Miała być rezerwową w polskiej drużynie, a wygrywając wszystkie sześć partii przyczyniła się do największego sukcesu polskich szachów kobiet czyli srebrnego medalu na Olimpiadzie Szachowej w Azerbejdżanie! Poznajcie zaledwie 18-letnią Mariolę Woźniak – kolejny wielki talent, który eksplodował w Polonii Wrocław.
Wszyscy kibice szachowi żyją jeszcze emocjami z Olimpiady Szachowej i wspaniałym występem reprezentacji Polski kobiet, która wywalczyła w stolicy Azerbejdżanu srebrny medal. Taki wynik w stawce drużyn z ponad 140 krajów, także takich dla których to sport narodowy, to wspaniały sukces! Ogromny udział w wywalczeniu przez Polki drugiego miejsca miała zaledwie 18-letnia zawodniczka Polonii Wrocław Mariola Woźniak, dla której był to absolutny debiut na najpoważniejszej imprezie szachowej na świecie. I to jaki debiut! Nasza szachistka podeszła do rywalizacji bez respektu dla doświadczonych rywalek i wygrała wszystkie sześć partii!
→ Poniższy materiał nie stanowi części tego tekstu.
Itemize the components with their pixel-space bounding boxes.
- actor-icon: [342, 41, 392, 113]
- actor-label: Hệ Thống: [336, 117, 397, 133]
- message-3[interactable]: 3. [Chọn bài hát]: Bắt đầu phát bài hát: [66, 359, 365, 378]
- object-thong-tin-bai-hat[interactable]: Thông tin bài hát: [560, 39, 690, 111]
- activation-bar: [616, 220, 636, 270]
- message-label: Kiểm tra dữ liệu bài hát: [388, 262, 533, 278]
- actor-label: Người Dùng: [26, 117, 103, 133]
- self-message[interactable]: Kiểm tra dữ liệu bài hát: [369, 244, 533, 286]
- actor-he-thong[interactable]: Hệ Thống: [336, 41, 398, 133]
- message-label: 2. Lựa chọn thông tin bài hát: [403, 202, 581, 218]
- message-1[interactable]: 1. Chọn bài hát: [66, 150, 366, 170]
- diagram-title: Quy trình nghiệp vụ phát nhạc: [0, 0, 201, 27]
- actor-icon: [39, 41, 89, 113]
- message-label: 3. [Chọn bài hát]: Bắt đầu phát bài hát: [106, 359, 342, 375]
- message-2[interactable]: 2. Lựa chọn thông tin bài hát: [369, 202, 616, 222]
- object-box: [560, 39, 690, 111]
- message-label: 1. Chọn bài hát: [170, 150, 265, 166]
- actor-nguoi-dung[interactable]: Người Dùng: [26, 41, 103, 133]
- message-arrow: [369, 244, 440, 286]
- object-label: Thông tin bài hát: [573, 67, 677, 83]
Z Baku wraca do Polski nie tylko z medalem, ale też z blisko 80 punktami zysku rankingowego! – Nie byłoby tych sukcesów, gdyby nie zaangażowanie jej rodziców – mówi Andrzej Dadełło, właściciel Polonii Wrocław.
Od mistrzostw kraju do Olimpiady
W październiku 2013 roku 15-letnia wówczas Mariola trafiła do Polonii Wrocław, podążając śladem innych młodych szachistów. Już wtedy była czołową szachistką w Polsce w swoim roczniku, ale dopiero kolejne sezony przyniosły przełom w jej karierze. Utalentowana szachistka miała już na koncie medale turniejów juniorskich w Polsce i za granicą, ale to rywalizacja z seniorkami nadała jej karierze rozpędu. Na początku 2015 roku Mariola dostała szansę występu w Mistrzostwach Polski Kobiet – jako najmłodsza uczestniczka, praktycznie bez doświadczenia w rywalizacji z seniorkami, znalazła się w gonie 10 najlepszych szachistek w Polsce. Wtedy nikt na nią nie stawiał, a ona była bliska sprawienia sensacji i zdobycia medalu. Ostatecznie nie udało jej się stanąć na podium, ale zajęła 4. miejsce, potwierdzając swoje ogromne możliwości. Jak to się stało, że wtedy w tak młodym wieku pojechała na seniorskie mistrzostwa kraju? – W 2014 roku bardzo dobrze grała moja córka Ola, która zdobyła wtedy tytuł mistrzyni Polski do lat 16 i zaproponowano mi, by jedna z naszych juniorek zagrała w mistrzostwach kraju seniorek. Uważałem, że Ola nie jest jeszcze gotowa do rywalizacji na tym poziomie i wtedy zarekomendowałem Mariolę. Ona wtedy miała nieco słabszy okres, ale miała też ogromny potencjał i widziałem jak świetnie liczy warianty. Pojechała na mistrzostwa i sensacyjnie wywalczyła 4. miejsce – wspomina Andrzej Dadełło – wspomina Andrzej Dadełło. Na początku 2016 roku Mariola znów zagrała w mistrzostwach kraju kobiet i znów była 4., ustępując tylko reprezentantkom Polski. Zresztą chwilę wcześniej sięgnęła także po krajowe złoto w kategorii juniorek. – Dopiero po zakończeniu mistrzostw poczułam, jak niewiele brakowało do miejsca na podium – mówiła wtedy nie wiedząc jeszcze, że we wrześniu pojedzie na Olimpiadę Szachową i przywiezie medal. A być może to jeszcze nie koniec sukcesów w tym roku, bo choć Mariola zdobywa już medale w rywalizacji z seniorkami, to przed nią jeszcze start w Mistrzostwach Świata Juniorów.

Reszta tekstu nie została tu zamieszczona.